风度翩翩,白衣胜雪,紫眸如星,羞红日月,这是祥龙城内小儿们在大街小巷编唱的歌儿,这一年以来,锦云也不比以前,变得高调了些许,那些说他是鬼王的谣言也不攻自破,许多女人家见过锦云后,也是对他芳心相许。
从以前人们恐惧到恨不得躲得远远的对象,变成了现在所有人趋之若鹜的人,不得不说,人心都是善变的,美好的事物,总会让他们崇拜,丑恶的事物,会让他们嫌弃,哪怕前者是包着糖蜜的利剑,后者是苦口的良药。
而这一行马车中,当然也包括了现在祥龙城内人们议论纷纷的对象锦云,还有今早出了名的冷洺惜。
在今早那个妖娆的红眸男子出现,并且指名要马车内的冷洺惜跟着他走以后,各类版本的流言层出不穷,说的那是惊天动地泣鬼神,一段被人硬生生阻拦的爱情悲歌,狗血三角恋,人们对这种事情最是喜闻乐见的,八卦一下也是人们茶余饭后打发无聊时间的不二选择,不然之前锦云的名声也不会那么臭,现在却又短短时间内恢复得这么好了。

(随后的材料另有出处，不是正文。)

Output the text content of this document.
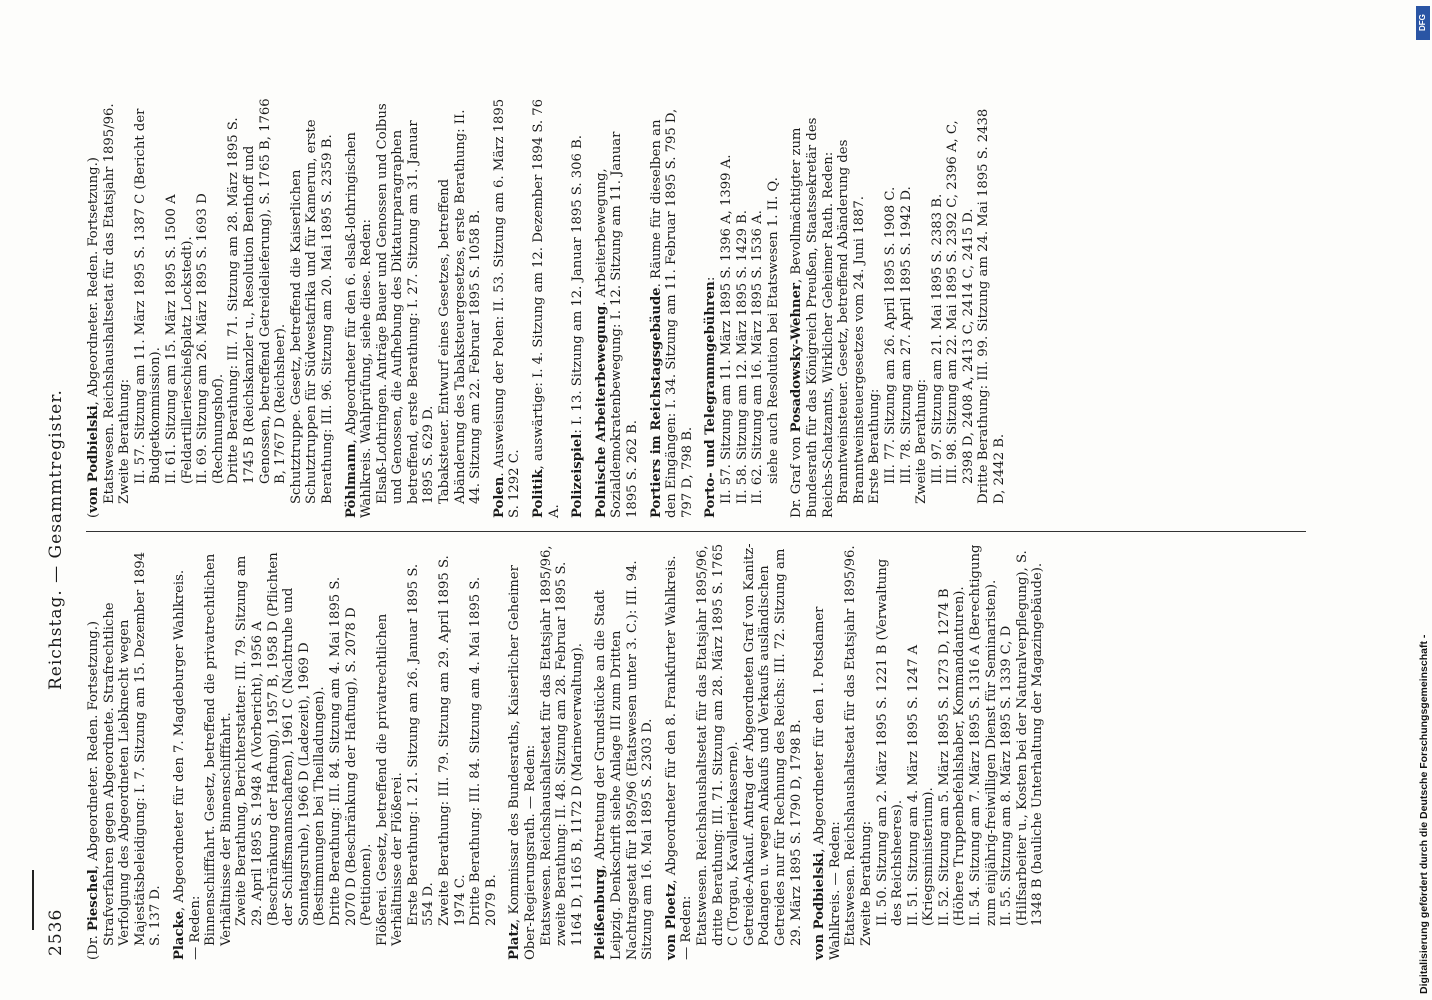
2536
Reichstag. — Gesammtregister.

(Dr. Pieschel, Abgeordneter. Reden. Fortsetzung.) Strafverfahren gegen Abgeordnete. Strafrechtliche Verfolgung des Abgeordneten Liebknecht wegen Majestätsbeleidigung: I. 7. Sitzung am 15. Dezember 1894 S. 137 D. Placke, Abgeordneter für den 7. Magdeburger Wahlkreis.

— Reden: Binnenschifffahrt. Gesetz, betreffend die privatrechtlichen Verhältnisse der Binnenschifffahrt. Zweite Berathung, Berichterstatter: III. 79. Sitzung am 29. April 1895 S. 1948 A (Vorbericht), 1956 A (Beschränkung der Haftung), 1957 B, 1958 D (Pflichten der Schiffsmannschaften), 1961 C (Nachtruhe und Sonntagsruhe), 1966 D (Ladezeit), 1969 D (Bestimmungen bei Theilladungen). Dritte Berathung: III. 84. Sitzung am 4. Mai 1895 S. 2070 D (Beschränkung der Haftung), S. 2078 D (Petitionen). Flößerei. Gesetz, betreffend die privatrechtlichen Verhältnisse der Flößerei. Erste Berathung: I. 21. Sitzung am 26. Januar 1895 S. 554 D. Zweite Berathung: III. 79. Sitzung am 29. April 1895 S. 1974 C. Dritte Berathung: III. 84. Sitzung am 4. Mai 1895 S. 2079 B.

Platz, Kommissar des Bundesraths, Kaiserlicher Geheimer Ober-Regierungsrath. — Reden: Etatswesen. Reichshaushaltsetat für das Etatsjahr 1895/96, zweite Berathung: II. 48. Sitzung am 28. Februar 1895 S. 1164 D, 1165 B, 1172 D (Marineverwaltung). Pleißenburg, Abtretung der Grundstücke an die Stadt Leipzig. Denkschrift siehe Anlage III zum Dritten Nachtragsetat für 1895/96 (Etatswesen unter 3. C.): III. 94. Sitzung am 16. Mai 1895 S. 2303 D. von Ploetz, Abgeordneter für den 8. Frankfurter Wahlkreis. — Reden: Etatswesen. Reichshaushaltsetat für das Etatsjahr 1895/96, dritte Berathung: III. 71. Sitzung am 28. März 1895 S. 1765 C (Torgau, Kavalleriekaserne). Getreide-Ankauf. Antrag der Abgeordneten Graf von Kanitz-Podangen u. wegen Ankaufs und Verkaufs ausländischen Getreides nur für Rechnung des Reichs: III. 72. Sitzung am 29. März 1895 S. 1790 D, 1798 B. von Podbielski, Abgeordneter für den 1. Potsdamer Wahlkreis. — Reden: Etatswesen. Reichshaushaltsetat für das Etatsjahr 1895/96. Zweite Berathung: II. 50. Sitzung am 2. März 1895 S. 1221 B (Verwaltung des Reichsheeres). II. 51. Sitzung am 4. März 1895 S. 1247 A (Kriegsministerium). II. 52. Sitzung am 5. März 1895 S. 1273 D, 1274 B (Höhere Truppenbefehlshaber, Kommandanturen). II. 54. Sitzung am 7. März 1895 S. 1316 A (Berechtigung zum einjährig-freiwilligen Dienst für Seminaristen). II. 55. Sitzung am 8. März 1895 S. 1339 C, D (Hilfsarbeiter u., Kosten bei der Naturalverpflegung), S. 1348 B (bauliche Unterhaltung der Magazingebäude).

(von Podbielski, Abgeordneter. Reden. Fortsetzung.) Etatswesen. Reichshaushaltsetat für das Etatsjahr 1895/96. Zweite Berathung: II. 57. Sitzung am 11. März 1895 S. 1387 C (Bericht der Budgetkommission). II. 61. Sitzung am 15. März 1895 S. 1500 A (Feldartillerieschießplatz Lockstedt). II. 69. Sitzung am 26. März 1895 S. 1693 D (Rechnungshof). Dritte Berathung: III. 71. Sitzung am 28. März 1895 S. 1745 B (Reichskanzler u., Resolution Benthoff und Genossen, betreffend Getreidelieferung), S. 1765 B, 1766 B, 1767 D (Reichsheer). Schutztruppe. Gesetz, betreffend die Kaiserlichen Schutztruppen für Südwestafrika und für Kamerun, erste Berathung: III. 96. Sitzung am 20. Mai 1895 S. 2359 B. Pöhlmann, Abgeordneter für den 6. elsaß-lothringischen Wahlkreis. Wahlprüfung, siehe diese. Reden: Elsaß-Lothringen. Anträge Bauer und Genossen und Colbus und Genossen, die Aufhebung des Diktaturparagraphen betreffend, erste Berathung: I. 27. Sitzung am 31. Januar 1895 S. 629 D. Tabaksteuer. Entwurf eines Gesetzes, betreffend Abänderung des Tabaksteuergesetzes, erste Berathung: II. 44. Sitzung am 22. Februar 1895 S. 1058 B. Polen. Ausweisung der Polen: II. 53. Sitzung am 6. März 1895 S. 1292 C. Politik, auswärtige: I. 4. Sitzung am 12. Dezember 1894 S. 76 A. Polizeispiel: I. 13. Sitzung am 12. Januar 1895 S. 306 B. Polnische Arbeiterbewegung. Arbeiterbewegung, Sozialdemokratenbewegung: I. 12. Sitzung am 11. Januar 1895 S. 262 B. Portiers im Reichstagsgebäude. Räume für dieselben an den Eingängen: I. 34. Sitzung am 11. Februar 1895 S. 795 D, 797 D, 798 B. Porto- und Telegrammgebühren: II. 57. Sitzung am 11. März 1895 S. 1396 A, 1399 A. II. 58. Sitzung am 12. März 1895 S. 1429 B. II. 62. Sitzung am 16. März 1895 S. 1536 A. siehe auch Resolution bei Etatswesen 1. II. Q. Dr. Graf von Posadowsky-Wehner, Bevollmächtigter zum Bundesrath für das Königreich Preußen, Staatssekretär des Reichs-Schatzamts, Wirklicher Geheimer Rath. Reden: Branntweinsteuer. Gesetz, betreffend Abänderung des Branntweinsteuergesetzes vom 24. Juni 1887. Erste Berathung: III. 77. Sitzung am 26. April 1895 S. 1908 C. III. 78. Sitzung am 27. April 1895 S. 1942 D. Zweite Berathung: III. 97. Sitzung am 21. Mai 1895 S. 2383 B. III. 98. Sitzung am 22. Mai 1895 S. 2392 C, 2396 A, C, 2398 D, 2408 A, 2413 C, 2414 C, 2415 D. Dritte Berathung: III. 99. Sitzung am 24. Mai 1895 S. 2438 D, 2442 B.

Digitalisierung gefördert durch die Deutsche Forschungsgemeinschaft -
DFG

早上过后,冷洺惜这个名字已经成为了祥龙城内人们茶余饭后所津津乐道,成了整个祥龙城所有女人的公敌之一,有了王妃的头衔,有了锦云作为自己的夫君,竟然还不知羞耻地又勾引了一个男子,众人说她不守妇道,骂她简直是女人的耻辱,这些都是由于疯狂的嫉妒而喊出的话,在短短一天内已经传遍了整个祥龙城。
现在冷洺惜在祥龙城内众人心中的地位,已经比一年前那个相府懦弱的四小姐还要低上几分,若有一个词可以形容,那就是“惨不忍睹”。
而这些,马车内的女人自然不知道,知道了也不会去关注,人言可畏,自己知道,就算再怎么解释,别人若诚心想要抹黑你,自然会找出无数的借口来,这样永无止尽,她们不嫌累,自己都嫌累呢!反正嘴巴长在别人的身上,随便让他们说吧。
不过想起白天的事情,冷洺惜至今还是感到很困惑,醉轻狂以那样的姿态出现,又说出了这些让人摸不着头脑的话,他到底在想什么,抓自己走,又想要做些什么?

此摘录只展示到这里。